Gadis itu mengangkat tangannya di depan dada. Mengumpulkan fokus sebelum akhirnya berkata, “Keluar lah, Kon.”
Semacam debu berwarna hitam pekat berkumpul, membentuk pusaran hingga menjadi satu bola kecil. Kemudian Iria menggenggamnya. Cahaya berwarna hitam pekat tampak keluar, dan dengan santai gadis itu mengarahkannya ke celah ventilasi kecil yang ada.
Semacam ledakkan besar tercipta dan itu cukup membuat Mike terkejut.
“Kau … itu tadi apa?”
Iria hanya melirik. Dia menatap ke arah pintu keluar lalu mendengarkan dengan seksama. “Mereka datang,” ucap gadis itu.
“Mereka siapa?”
“Tentu saja para petugas sipir. Keributan yang baru aku ciptakan jelas menarik perhatian.”
Dan benar saja. tak lama kemudian, pintu terbanting hingga terbuka, dan lima orang menghambur masuk ke dalam ruangan. Senjata ditodongkan ke dada Iria dan Mike,
Mike berdiri sementara teman satu selnya membatu.
“Ada apa ini? Apa yang terjadi.”
“Kode A. Tahanan baru saja memberontak dan mencoba untuk kabur,” ucap salah satu petugas.
“Tidak, ini tak seperti yang kalian pikirkan,” Mike membelas.
Salah satu dari tentara itu mengeluarkan semacam remot kecil, menekan satu tombol dan sebuah listrik keju langsung menyengat tubuh Iria, membuat gadis itu kejang dan sebelum akhirnya terjatuh di lantai.

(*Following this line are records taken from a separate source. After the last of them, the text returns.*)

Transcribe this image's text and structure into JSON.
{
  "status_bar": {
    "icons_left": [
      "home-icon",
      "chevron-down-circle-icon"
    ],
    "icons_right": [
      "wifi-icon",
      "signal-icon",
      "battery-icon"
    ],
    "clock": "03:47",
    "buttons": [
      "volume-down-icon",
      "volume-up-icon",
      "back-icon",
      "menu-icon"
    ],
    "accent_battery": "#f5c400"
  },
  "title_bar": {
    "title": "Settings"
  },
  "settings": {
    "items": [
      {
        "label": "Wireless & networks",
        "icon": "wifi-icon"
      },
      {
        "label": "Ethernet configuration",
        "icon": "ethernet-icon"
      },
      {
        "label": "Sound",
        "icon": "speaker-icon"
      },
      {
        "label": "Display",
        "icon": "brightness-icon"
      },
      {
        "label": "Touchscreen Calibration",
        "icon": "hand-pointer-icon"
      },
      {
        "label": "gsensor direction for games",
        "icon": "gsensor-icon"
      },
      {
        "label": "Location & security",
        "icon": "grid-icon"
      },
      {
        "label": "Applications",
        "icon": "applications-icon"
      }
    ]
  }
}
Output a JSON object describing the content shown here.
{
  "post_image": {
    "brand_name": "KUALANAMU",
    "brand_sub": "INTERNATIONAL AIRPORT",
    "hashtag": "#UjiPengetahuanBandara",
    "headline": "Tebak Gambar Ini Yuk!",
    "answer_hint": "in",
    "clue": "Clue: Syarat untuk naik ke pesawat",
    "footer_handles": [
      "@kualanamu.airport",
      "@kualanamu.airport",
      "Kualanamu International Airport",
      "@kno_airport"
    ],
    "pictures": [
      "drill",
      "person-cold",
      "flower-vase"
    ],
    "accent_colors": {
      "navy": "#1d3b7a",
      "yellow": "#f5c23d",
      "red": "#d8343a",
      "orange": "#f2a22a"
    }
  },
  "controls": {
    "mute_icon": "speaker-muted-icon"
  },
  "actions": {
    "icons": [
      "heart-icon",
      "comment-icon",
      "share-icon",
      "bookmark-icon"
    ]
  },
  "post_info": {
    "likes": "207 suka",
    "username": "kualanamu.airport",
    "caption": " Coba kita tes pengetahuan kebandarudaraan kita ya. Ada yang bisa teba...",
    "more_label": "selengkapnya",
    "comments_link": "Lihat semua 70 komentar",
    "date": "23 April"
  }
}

Bau gosong tercium. Mike yang juga ada di tempat yang sama membelalak mata menyaksikan apa yang terjadi. “Hey, apa yang kalian lakukan? Kalian bisa membunuhnya.”
“ANGKAT TANGANMU, BUKA KAKI, DAN JANGAN BERBICARA SAMPAI ADA PERINTAH. KALAU KAU MELANGGAR KAMI AKAN MENEMBAKMU,” perintah mereka.